Taktisch bin ich immer noch auf der Longseite. Gestern gelang es mir, die Position am Tiefstpunkt bei 7473 zu verdoppeln. Zum Handelsschluss ( CFD 22:00 Uhr) nahm ich wieder Hälfte des Gewinns mit.
Fundamental sieht es nicht gut aus, von der ausgebliebenen Zinserhöhung abgesehen.
Hier die Zusammenfassung nach Deutsche Bank:
Die Fed hat bei ihrer gestrigen Sitzung den Leitzins erwartungsgemäß unverändert bei 5,25%
belassen. In der dazugehörigen Presseerklärung erläuterte sie, dass ein nachhaltiger Rückgang der
Kerninflation noch nicht erreicht sei und hält somit, wegen der anhaltenden Inflationsgefahr, vorangetrieben
durch das hohe Niveau der Kapazitätsauslastung, weiterhin an ihrem „Tightening Bias“ fest. Außerdem geht
die Fed in ihrem Hauptszenario künftig von einem moderaten Wachstum des US-BIPs aus, welches vom
soliden Wachstum der Beschäftigung und der Einkommen sowie einer robusten Weltwirtschaft unterstützt
wird.
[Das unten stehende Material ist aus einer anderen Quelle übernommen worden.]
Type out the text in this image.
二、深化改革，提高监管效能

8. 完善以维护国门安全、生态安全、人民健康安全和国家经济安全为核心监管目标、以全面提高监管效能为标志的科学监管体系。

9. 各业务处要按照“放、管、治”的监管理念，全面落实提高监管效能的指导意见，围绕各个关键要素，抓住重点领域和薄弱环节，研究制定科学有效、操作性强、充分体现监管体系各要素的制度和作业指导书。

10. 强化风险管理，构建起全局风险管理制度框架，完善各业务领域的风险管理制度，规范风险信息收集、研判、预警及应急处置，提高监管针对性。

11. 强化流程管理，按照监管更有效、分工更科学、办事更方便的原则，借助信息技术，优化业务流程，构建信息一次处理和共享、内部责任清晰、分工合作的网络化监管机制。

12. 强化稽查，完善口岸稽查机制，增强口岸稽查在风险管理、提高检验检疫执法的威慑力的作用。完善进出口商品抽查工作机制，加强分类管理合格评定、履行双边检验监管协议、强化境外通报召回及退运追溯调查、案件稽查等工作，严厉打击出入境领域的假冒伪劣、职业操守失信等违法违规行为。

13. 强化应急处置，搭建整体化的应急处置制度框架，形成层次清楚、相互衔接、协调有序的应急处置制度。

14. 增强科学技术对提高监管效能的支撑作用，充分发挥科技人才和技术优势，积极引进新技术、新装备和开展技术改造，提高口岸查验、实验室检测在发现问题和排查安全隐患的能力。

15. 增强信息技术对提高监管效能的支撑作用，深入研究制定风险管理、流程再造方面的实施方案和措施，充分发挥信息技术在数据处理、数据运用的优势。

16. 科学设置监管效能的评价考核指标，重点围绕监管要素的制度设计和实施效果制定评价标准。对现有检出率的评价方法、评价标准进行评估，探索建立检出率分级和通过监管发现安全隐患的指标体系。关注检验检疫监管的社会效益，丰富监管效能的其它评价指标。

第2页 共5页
Allerdings hat die Fed konzediert, dass die volatilen Finanzmärkte der letzten Wochen und die
Probleme am Kreditmarkt die Abwärtsrisiken für das US Wachstum vergrößert haben, nachdem es seit der
letzten Sitzung im Juni eine Reihe von schwachen Daten aus dem US-Immobiliensektor sowie Hinweise
dafür, dass die Schwäche dort nun auch langsam auf andere Sektoren übergreift, gab. Außerdem deuten
erste Anzeichen darauf hin, dass sich die Lage am Arbeitsmarkt entspannen könnte.
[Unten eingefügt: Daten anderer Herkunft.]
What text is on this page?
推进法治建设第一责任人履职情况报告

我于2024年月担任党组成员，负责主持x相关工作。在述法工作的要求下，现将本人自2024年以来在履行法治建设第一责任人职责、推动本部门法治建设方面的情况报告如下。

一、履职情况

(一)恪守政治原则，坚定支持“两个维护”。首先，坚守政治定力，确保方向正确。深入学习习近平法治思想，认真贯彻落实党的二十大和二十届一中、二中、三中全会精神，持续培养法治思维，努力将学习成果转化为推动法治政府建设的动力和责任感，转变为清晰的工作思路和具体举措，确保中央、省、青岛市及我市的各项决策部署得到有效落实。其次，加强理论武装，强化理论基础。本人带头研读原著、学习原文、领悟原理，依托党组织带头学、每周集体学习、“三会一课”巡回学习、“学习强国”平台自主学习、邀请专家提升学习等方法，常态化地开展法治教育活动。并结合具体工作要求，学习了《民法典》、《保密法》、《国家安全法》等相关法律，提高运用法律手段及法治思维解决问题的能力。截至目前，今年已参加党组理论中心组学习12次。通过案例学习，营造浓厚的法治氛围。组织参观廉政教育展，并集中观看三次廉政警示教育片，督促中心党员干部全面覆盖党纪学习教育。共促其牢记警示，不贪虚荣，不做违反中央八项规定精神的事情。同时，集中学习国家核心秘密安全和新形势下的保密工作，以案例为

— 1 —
Nachdem am Montag bereits die Industrieproduktion in Italien überraschend zurückgegangen war,
enttäuschten auch die gestern veröffentlichten Zahlen für Deutschland auf ganzer Linie. So fiel die
Industrieproduktion im Juni um 0,4% gg. Vm. (DB: +0,7%, Konsens: +0,6% gg. Vm.) und konnte damit nicht
an den starken Zuwachs vom Mai (+1,9% gg. Vm.) anknüpfen. Dabei sank der Ausstoß im verarbeitenden
Gewerbe um 0,5% gg. Vm. Hier trugen sowohl die Investitions- als auch die Konsumgüter zum Rückgang
bei (-0,9% bzw. -2,5% gg. Vm.). Die Produktion im Bausektor ging ebenfalls zurück (-2,1% gg. Vm.).
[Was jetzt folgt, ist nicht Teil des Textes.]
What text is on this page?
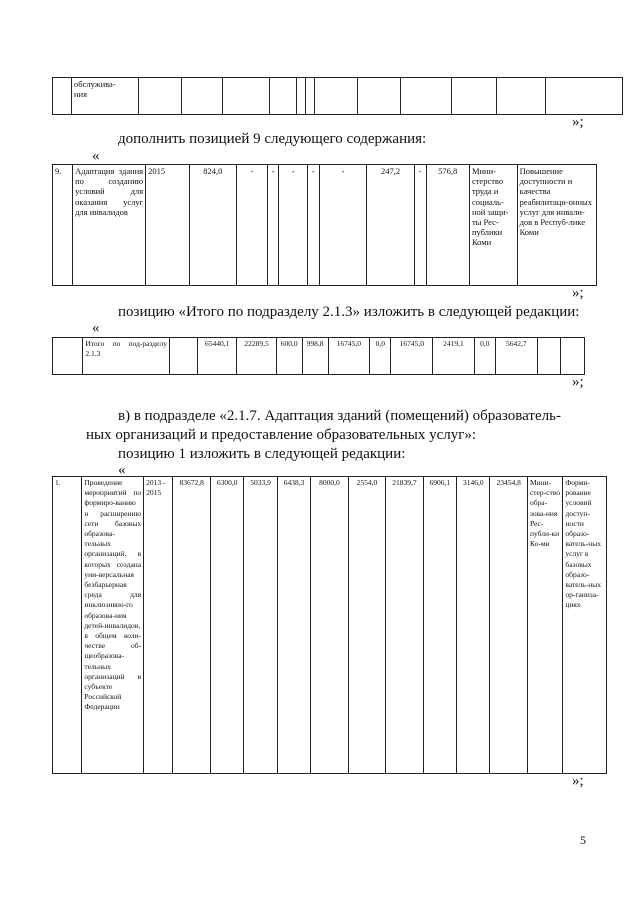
	обслужива-
ния												
»;
дополнить позицией 9 следующего содержания:
«
9.	Адаптация здания по созданию условий для оказания услуг для инвалидов	2015	824,0	-	-	-	-	-	247,2	-	576,8	Мини-стерство труда и социаль-ной защи-ты Рес-публики Коми	Повышение доступности и качества реабилитаци-онных услуг для инвали-дов в Респуб-лике Коми
»;
позицию «Итого по подразделу 2.1.3» изложить в следующей редакции:
«
	Итого по под-разделу 2.1.3		65440,1	22289,5	600,0	998,8	16745,0	0,0	16745,0	2419,1	0,0	5642,7		
»;
в) в подразделе «2.1.7. Адаптация зданий (помещений) образователь-
ных организаций и предоставление образовательных услуг»:
позицию 1 изложить в следующей редакции:
«
1.	Проведение мероприятий по формиро-ванию и расширению сети базовых образова-тельных организаций, в которых создана уни-версальная безбарьерная среда для инклюзивно-го образова-ния детей-инвалидов, в общем коли-честве об-щеобразова-тельных организаций в субъекте Российской Федерации	2013 - 2015	83672,8	6300,0	5033,9	6438,3	8000,0	2554,0	21839,7	6906,1	3146,0	23454,8	Мини-стер-ство обра-зова-ния Рес-публи-ки Ко-ми	Форми-рование условий доступ-ности образо-ватель-ных услуг в базовых образо-ватель-ных ор-ганиза-циях
»;
5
Lediglich im Energiesektor konnte ein Zuwachs erzielt werden (+2,2% gg. Vm.). Auf Quartalssicht bedeutet
dies, dass die Industrieproduktion in Q2 nur um 0,1% gg. Vq. zulegen konnte. Dabei stieg der Ausstoß im
Energiesektor und im verarbeitenden Gewerbe (+5,7% bzw. +0,2% gg. Vq.) wohingegen dieser im
Bausektor deutlich um 8,8% gg. Vq. nachgab (Q1: +2,7% gg. Vq.).